Prof. Adesodun stated that the motivation to embark on his line of research was primarily borne out of the need to manage the physical quality of the soil.

“It is important that the physical environment of the soil is properly managed. For example, one should ensure that when it rains, the water filters through the soil properly without causing erosion and that when fertilizer is applied, the soil has adequate soil water to make it available to the plant in order to avoid the case of the soil being chemically fertile and physically infertile.

“So, it is a combination of physical, chemical and biological management of soil that will have good soil quality. That was what really motivated me.
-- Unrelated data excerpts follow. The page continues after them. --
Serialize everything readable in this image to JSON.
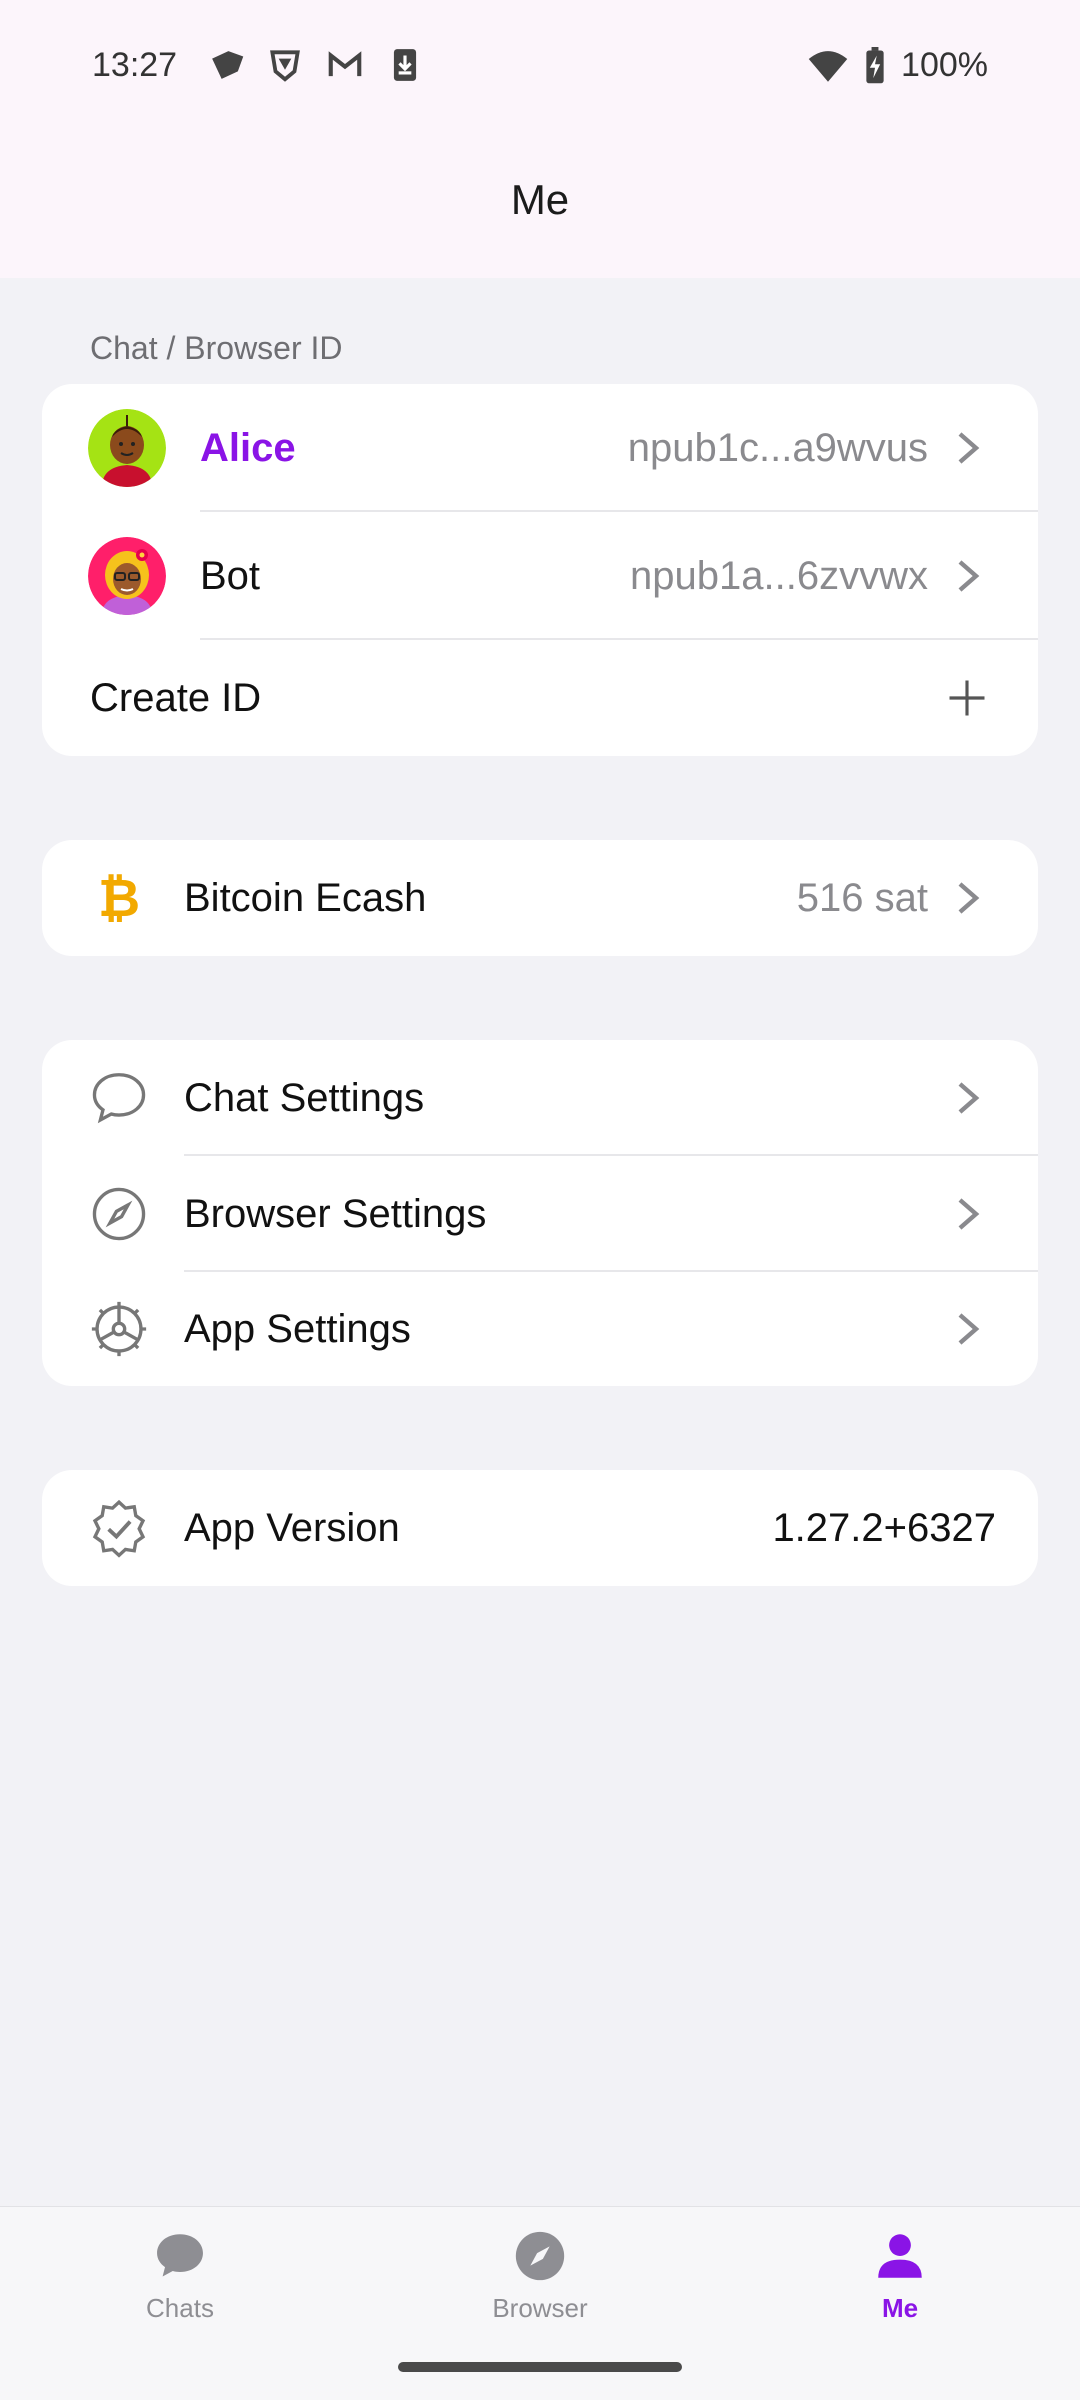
{
  "status_bar": {
    "time": "13:27",
    "battery": "100%",
    "left_icons": [
      "tag-icon",
      "shield-icon",
      "gmail-icon",
      "download-icon"
    ],
    "right_icons": [
      "wifi-icon",
      "battery-charging-icon"
    ]
  },
  "header": {
    "title": "Me"
  },
  "ids_section": {
    "label": "Chat / Browser ID",
    "items": [
      {
        "name": "Alice",
        "npub": "npub1c...a9wvus"
      },
      {
        "name": "Bot",
        "npub": "npub1a...6zvvwx"
      }
    ],
    "create_label": "Create ID"
  },
  "wallet": {
    "label": "Bitcoin Ecash",
    "value": "516 sat"
  },
  "settings": {
    "items": [
      {
        "label": "Chat Settings",
        "icon": "chat-bubble-icon"
      },
      {
        "label": "Browser Settings",
        "icon": "compass-icon"
      },
      {
        "label": "App Settings",
        "icon": "gear-icon"
      }
    ]
  },
  "version": {
    "label": "App Version",
    "value": "1.27.2+6327"
  },
  "bottom_nav": {
    "items": [
      {
        "label": "Chats",
        "icon": "chat-icon"
      },
      {
        "label": "Browser",
        "icon": "compass-icon"
      },
      {
        "label": "Me",
        "icon": "person-icon",
        "active": true
      }
    ]
  },
  "colors": {
    "accent": "#8a14e6",
    "bitcoin": "#f2a900",
    "background": "#f2f2f6"
  }
}
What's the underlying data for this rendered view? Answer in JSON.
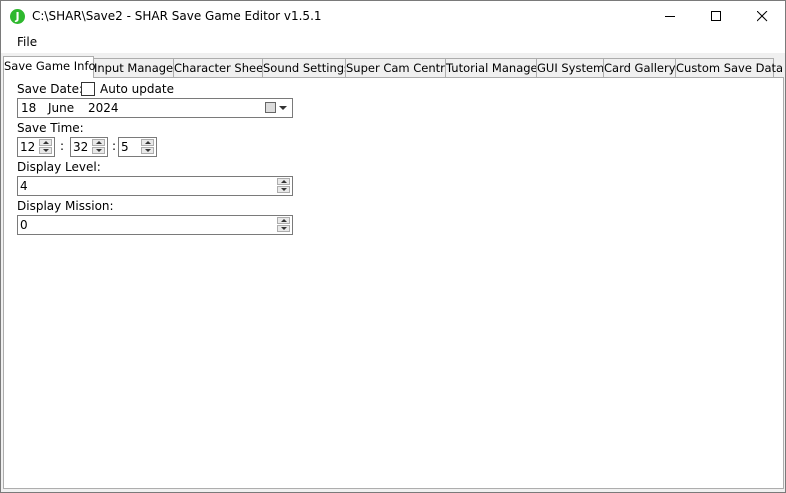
{
  "window": {
    "title": "C:\\SHAR\\Save2 - SHAR Save Game Editor v1.5.1",
    "icon_letter": "J"
  },
  "menu": {
    "file": "File"
  },
  "tabs": [
    {
      "label": "Save Game Info",
      "active": true
    },
    {
      "label": "Input Manager"
    },
    {
      "label": "Character Sheet"
    },
    {
      "label": "Sound Settings"
    },
    {
      "label": "Super Cam Central"
    },
    {
      "label": "Tutorial Manager"
    },
    {
      "label": "GUI System"
    },
    {
      "label": "Card Gallery"
    },
    {
      "label": "Custom Save Data"
    }
  ],
  "save_date": {
    "label": "Save Date:",
    "auto_update_label": "Auto update",
    "auto_update_checked": false,
    "day": "18",
    "month": "June",
    "year": "2024"
  },
  "save_time": {
    "label": "Save Time:",
    "hour": "12",
    "minute": "32",
    "second": "5",
    "separator": ":"
  },
  "display_level": {
    "label": "Display Level:",
    "value": "4"
  },
  "display_mission": {
    "label": "Display Mission:",
    "value": "0"
  }
}
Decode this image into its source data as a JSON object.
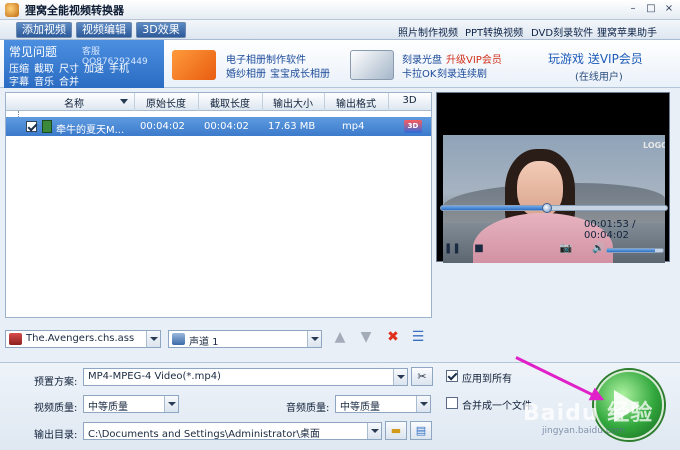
{
  "app": {
    "title": "狸窝全能视频转换器",
    "window_controls": [
      "–",
      "□",
      "×"
    ]
  },
  "toolbar": {
    "buttons": [
      "添加视频",
      "视频编辑",
      "3D效果"
    ],
    "links": [
      "照片制作视频",
      "PPT转换视频",
      "DVD刻录软件",
      "狸窝苹果助手"
    ]
  },
  "banner": {
    "faq_title": "常见问题",
    "faq_qq": "客服QQ876292449",
    "faq_links": [
      "压缩",
      "截取",
      "尺寸",
      "加速",
      "手机",
      "字幕",
      "音乐",
      "合并"
    ],
    "promo1": [
      "电子相册制作软件",
      "婚纱相册",
      "宝宝成长相册"
    ],
    "promo2_line1": "刻录光盘",
    "promo2_vip": "升级VIP会员",
    "promo2_line2": "卡拉OK",
    "promo2_line3": "刻录连续剧",
    "game_title": "玩游戏 送VIP会员",
    "game_sub": "(在线用户)"
  },
  "table": {
    "headers": [
      "名称",
      "原始长度",
      "截取长度",
      "输出大小",
      "输出格式",
      "3D"
    ],
    "rows": [
      {
        "name": "牵牛的夏天M...",
        "orig": "00:04:02",
        "cut": "00:04:02",
        "size": "17.63 MB",
        "format": "mp4",
        "badge": "3D"
      }
    ]
  },
  "subtitle": {
    "file": "The.Avengers.chs.ass"
  },
  "audio": {
    "track": "声道 1"
  },
  "preview": {
    "watermark": "LOGO",
    "time": "00:01:53 / 00:04:02",
    "progress": 0.47,
    "volume": 0.85
  },
  "settings": {
    "preset_label": "预置方案:",
    "preset_value": "MP4-MPEG-4 Video(*.mp4)",
    "video_quality_label": "视频质量:",
    "video_quality_value": "中等质量",
    "audio_quality_label": "音频质量:",
    "audio_quality_value": "中等质量",
    "output_dir_label": "输出目录:",
    "output_dir_value": "C:\\Documents and Settings\\Administrator\\桌面",
    "apply_all_label": "应用到所有",
    "merge_label": "合并成一个文件"
  },
  "watermark": {
    "brand": "Baidu 经验",
    "url": "jingyan.baidu.com"
  },
  "colors": {
    "accent_blue": "#2a6cc2",
    "convert_green": "#32a83d",
    "annotation_magenta": "#e020c8"
  }
}
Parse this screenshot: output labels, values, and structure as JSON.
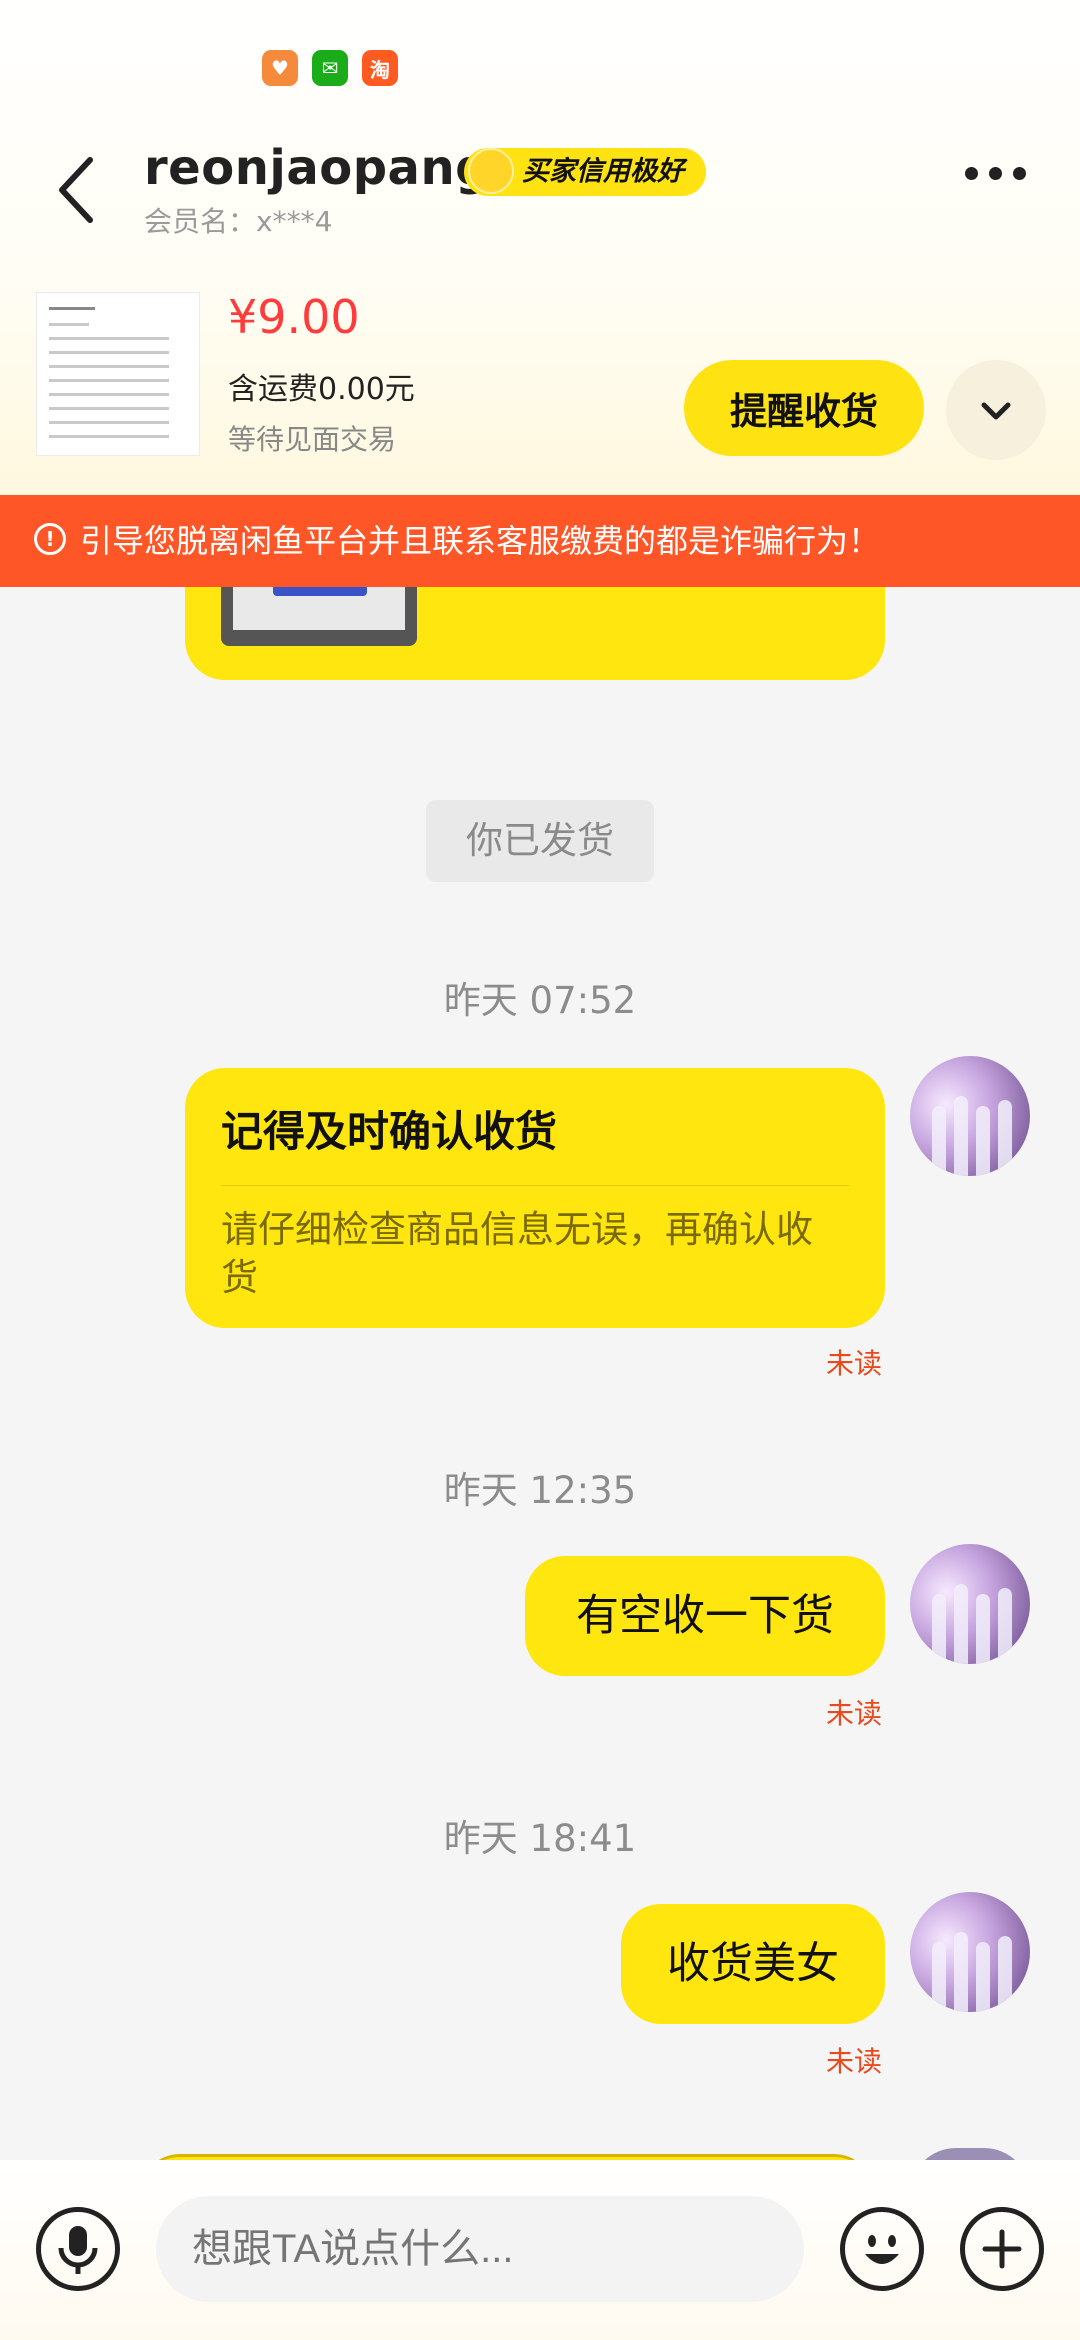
{
  "header": {
    "username": "reonjaopang",
    "credit_badge": "买家信用极好",
    "member_label": "会员名：x***4"
  },
  "status_bar": {
    "app_icons": [
      "health-icon",
      "wechat-icon",
      "taobao-icon"
    ]
  },
  "product": {
    "price": "¥9.00",
    "shipping": "含运费0.00元",
    "status": "等待见面交易",
    "remind_button": "提醒收货"
  },
  "warning": {
    "text": "引导您脱离闲鱼平台并且联系客服缴费的都是诈骗行为！"
  },
  "chat": {
    "system_notice": "你已发货",
    "messages": [
      {
        "timestamp": "昨天 07:52",
        "card_title": "记得及时确认收货",
        "card_body": "请仔细检查商品信息无误，再确认收货",
        "status": "未读"
      },
      {
        "timestamp": "昨天 12:35",
        "text": "有空收一下货",
        "status": "未读"
      },
      {
        "timestamp": "昨天 18:41",
        "text": "收货美女",
        "status": "未读"
      }
    ]
  },
  "input": {
    "placeholder": "想跟TA说点什么..."
  },
  "colors": {
    "accent_yellow": "#ffe60f",
    "warning_orange": "#ff5628",
    "price_red": "#ff3b3b",
    "unread_red": "#e84a1d"
  }
}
As soil physicists, we look at the physical aspect of the soil, in collaboration with other researchers,” he stated.

Saying that he was not against the use and application of both organic and inorganic fertilizers, the researcher stated that there was, however the need to prepare the soil adequately such that the fertilizer applied would not be lost
He said if the soil was not well managed – physically, biological or chemically – it would not give the desired yield.

“You cannot just dump manure or poultry droppings on land. You also have to improve the physical quality of soil. Application at 10 tons per hectare is very adequate for our fragile soils here. The common manure is poultry manure because of what has been used to compound the feed. Poultry manure is the best, when compared to other types,” he maintained.